Top 2% (31/2431) solution write-up. Steel is one of the most important building materials of modern times. Steel buildings are resistant to natural and man-made wear which has made the material ubiquitous around the world. To help make production of steel more efficient, this competition will help identify defects.

Can you detect and classify defects in steel? Segmentation in Pytorch

input_data.png Input data

Team - [] stainless

  • Insaf Ashrapov
  • Igor Krashenyi
  • Pavel Pleskov
  • Anton Zakharenkov
  • Nikolai Popov

Models We tried almost every type of model from qubvel`s segmentation model library - unet, fpn, pspnet with different encoders from resnet to senet152. FPN with se-resnext50 outperformed other models. Lighter models like resnet34 performed aren’t well enough but were useful in the final blend. Se-resnext101 possibly could perform much better with more time training, but we didn’t test that.

Augmentations and Preprocessing From Albumentations library: Hflip, VFlip, RandomBrightnessContrast – training speed was not to fast so these basic augmentations performed well enough. In addition, we used big crops for training or/and finetuning on the full image size, because attention blocks in image tasks rely on the same input size for the training and inference phase.


  • We used both pure pytorch and Catalyst framework for training.
  • Losses: bce and bce with dice performed quite well, but lovasz loss dramatically outperformed them in terms of validation and public score. However, combining with classification model bce with dice gave a better result, that could be because Lovasz helped the model to filter out false-positive masks. Focal loss performed quite poor due to not very good labeling.
  • Optimizer: Adam with RAdam. LookAHead, Over900 didn’t work well to use.
  • Crops with a mask, BalanceClassSampler with upsampler mode from catalyst significantly increased training speed.

  • We tried own classification model (resnet34 with CBAM) by setting the goal to improve f1 for each class. The optimal threshold was disappointingly unstable but we reached averaged f1 95.1+. As a result, Cheng`s classification was used.

  • Validation: kfold with 10 folds. Despite the shake-up – local, public and private correlated surprisingly good.
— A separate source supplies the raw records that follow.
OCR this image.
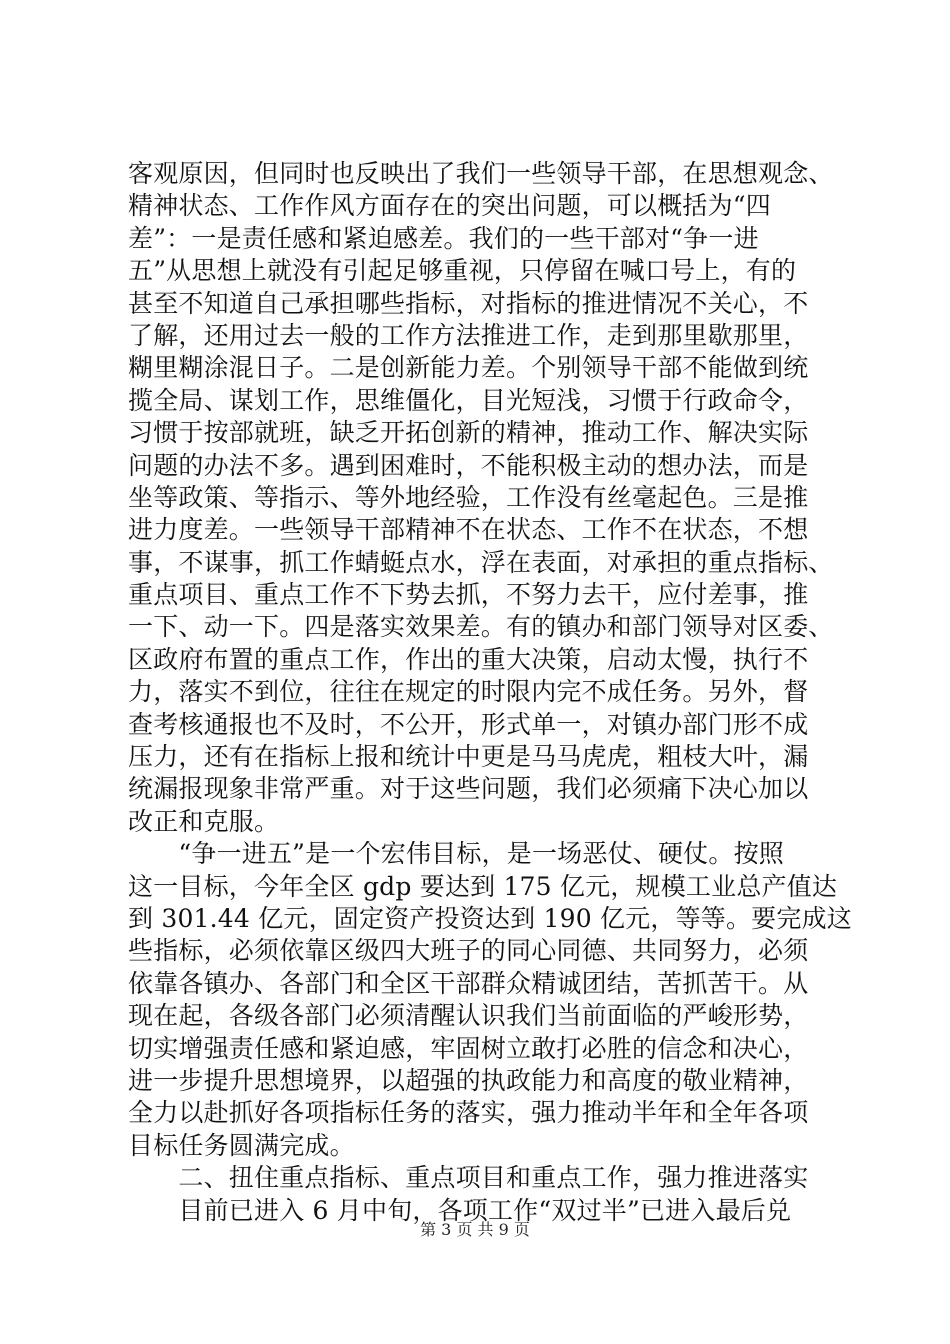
客观原因，但同时也反映出了我们一些领导干部，在思想观念、
精神状态、工作作风方面存在的突出问题，可以概括为“四
差”：一是责任感和紧迫感差。我们的一些干部对“争一进
五”从思想上就没有引起足够重视，只停留在喊口号上，有的
甚至不知道自己承担哪些指标，对指标的推进情况不关心，不
了解，还用过去一般的工作方法推进工作，走到那里歇那里，
糊里糊涂混日子。二是创新能力差。个别领导干部不能做到统
揽全局、谋划工作，思维僵化，目光短浅，习惯于行政命令，
习惯于按部就班，缺乏开拓创新的精神，推动工作、解决实际
问题的办法不多。遇到困难时，不能积极主动的想办法，而是
坐等政策、等指示、等外地经验，工作没有丝毫起色。三是推
进力度差。一些领导干部精神不在状态、工作不在状态，不想
事，不谋事，抓工作蜻蜓点水，浮在表面，对承担的重点指标、
重点项目、重点工作不下势去抓，不努力去干，应付差事，推
一下、动一下。四是落实效果差。有的镇办和部门领导对区委、
区政府布置的重点工作，作出的重大决策，启动太慢，执行不
力，落实不到位，往往在规定的时限内完不成任务。另外，督
查考核通报也不及时，不公开，形式单一，对镇办部门形不成
压力，还有在指标上报和统计中更是马马虎虎，粗枝大叶，漏
统漏报现象非常严重。对于这些问题，我们必须痛下决心加以
改正和克服。
　　“争一进五”是一个宏伟目标，是一场恶仗、硬仗。按照
这一目标，今年全区 gdp 要达到 175 亿元，规模工业总产值达
到 301.44 亿元，固定资产投资达到 190 亿元，等等。要完成这
些指标，必须依靠区级四大班子的同心同德、共同努力，必须
依靠各镇办、各部门和全区干部群众精诚团结，苦抓苦干。从
现在起，各级各部门必须清醒认识我们当前面临的严峻形势，
切实增强责任感和紧迫感，牢固树立敢打必胜的信念和决心，
进一步提升思想境界，以超强的执政能力和高度的敬业精神，
全力以赴抓好各项指标任务的落实，强力推动半年和全年各项
目标任务圆满完成。
　　二、扭住重点指标、重点项目和重点工作，强力推进落实
　　目前已进入 6 月中旬，各项工作“双过半”已进入最后兑
第 3 页 共 9 页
  • Pseudolabing; We did two rounds of pseudo labeling by training on the best public submit and validating on the out of fold. It didn’t work for the third time but gave us a huge improvement.

  • Postprocessing: filling holes, removing the small mask by the threshold. We tried to remove small objects by connected components with no improvements.

  • Hardware: bunch of nvidia cards

Ensembling Simple segmentation models averaging with different encoders, both FPN and Unet applied to images classified having a mask. One of the unchosen submit could give as 16th place.